In 2011, the European Union reclassified wine in an effort to streamline the too
wide-ranging, comparative designations. In France, this now breaks down as AOP Appellation d’Origine Protégée: the premier classification with a fairly strict set of requirements; IGP Indication Géographique Protégée: an intermediate category
with more flexible regulations and a greater diversity of permitted grape varieties,
and lastly, Vin de France: a more generic designation that allows cuvée (blending)
of wines sourced from different French regions.
Languedoc-Roussillon is by far the biggest and most prolific IGP region, whose
2,800 wine producers are drawing on approx. 200,000 hectares of vineyard.
It also provides the namesake of d’Oc into the classification, likely derived from
Lange d’Oc: one of two still actively spoken Provençal languages, whose historic
and cultural roots lie in the formerly independent kingdom of Aquitaine. Present
day boundaries stretch between the Spanish frontier to the west, the Loire to
the north, the Rhône region of the Gard to the east, and the Mediterranean Sea.
Slightly over 90% of all Pays d’Oc IGP bottling is varietal wine though the grape
varieties employed in the modern age bear little resemblance to those planted by
Greek traders in the 5th century. Nonetheless, these are widely acknowledged as France’s oldest vineyards, producing many of the country’s best value wines. As
for Chardonnay, the latter descriptor is certainly the case now, 45 years on from
the comprehensive overhaul that was undertaken in the early 1970’s, replacing
large areas of unremarkable vine stock with noble grape varieties such as Cab Sauvignon, Merlot, Chardonnay and Viognier. Despite some rising and falling of commercial success, there’s been a steady commitment to quality-advancement
while maintaining competitive and attractive price-points.

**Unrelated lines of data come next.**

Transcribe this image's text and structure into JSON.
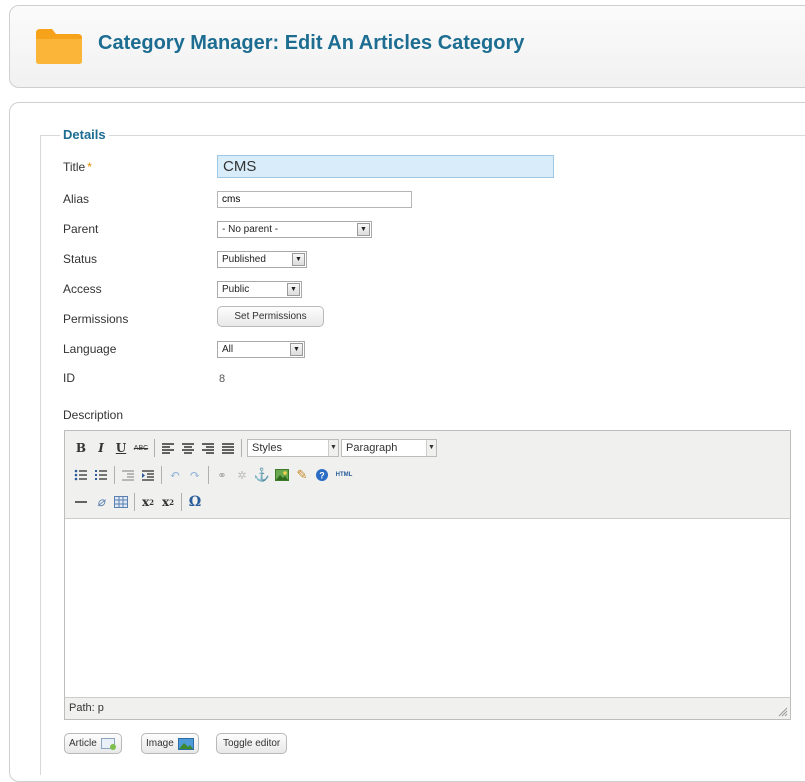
{
  "header": {
    "title": "Category Manager: Edit An Articles Category",
    "folder_icon": "folder-icon",
    "title_color": "#1c6d91",
    "folder_color": "#f7a21b"
  },
  "form": {
    "legend": "Details",
    "required_mark": "*",
    "fields": {
      "title_label": "Title",
      "title_value": "CMS",
      "alias_label": "Alias",
      "alias_value": "cms",
      "parent_label": "Parent",
      "parent_value": "- No parent -",
      "status_label": "Status",
      "status_value": "Published",
      "access_label": "Access",
      "access_value": "Public",
      "permissions_label": "Permissions",
      "permissions_button": "Set Permissions",
      "language_label": "Language",
      "language_value": "All",
      "id_label": "ID",
      "id_value": "8",
      "description_label": "Description"
    }
  },
  "editor": {
    "styles_select": "Styles",
    "format_select": "Paragraph",
    "html_label": "HTML",
    "status_path": "Path: p",
    "row1_icons": [
      "bold-icon",
      "italic-icon",
      "underline-icon",
      "strikethrough-icon",
      "align-left-icon",
      "align-center-icon",
      "align-right-icon",
      "align-justify-icon"
    ],
    "row2_icons": [
      "bullet-list-icon",
      "numbered-list-icon",
      "outdent-icon",
      "indent-icon",
      "undo-icon",
      "redo-icon",
      "link-icon",
      "unlink-icon",
      "anchor-icon",
      "image-icon",
      "cleanup-icon",
      "help-icon",
      "html-icon"
    ],
    "row3_icons": [
      "horizontal-rule-icon",
      "remove-format-icon",
      "table-icon",
      "subscript-icon",
      "superscript-icon",
      "special-char-icon"
    ]
  },
  "buttons": {
    "article": "Article",
    "image": "Image",
    "toggle_editor": "Toggle editor"
  }
}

Flourishing in a diverse set of global regions, Chardonnay can be finished in a
broad range of styles; influenced equally by climate and the variable traditions at
work in its source terroir. In Languedoc-Roussillon, apart from being a generally
hot and dry zone that yields fully mature grapes, the easy-drinking Chardonnay
style being produced here is decidedly on the lighter side of the sliding scale. As
for this week’s DéClassé featured wine: Villa Blanche Chardonnay from vintner
Calmel & Joseph – this is a delightful virtue. Their fruit is harvested in staggered
batches to maintain a balance of brightness and body, and since only about 30%
of the vintage is barrel-aged for three months, the oak presence is integrated.
This will unlikely be the richest or complex Chardonnay you’ve tasted, but it will
be an enjoyable, easy-going and satisfying partner for brunch or lighter, dinner
food-fare. Note that this perennial, regular listing favourite might be tucked into
the LCBO’s somewhat more exclusive Vintages section. That says a great deal
about this overachieving offering. Buy one, then if you’re inclined – half a case!
CALMEL & JOSEPH VILLA BLANCHE CHARDONNAY 2014
LCBO Product #375071 | 750 mL bottle
Price $ 13.95
Sugar Content Descriptor: XD
Made in: Roussillon, France
By: Calmel & Joseph
Release Date: September 5, 2015
As expected from the region, this medium-bodied, light green-yellow wine has
pear and grapefruit aromas along with some delicate touches of vanilla and
butter flavour. A natural complement to oysters and mussels, you might also
try with Cassoulet: the signature dish of beans, sausage and confit of duck.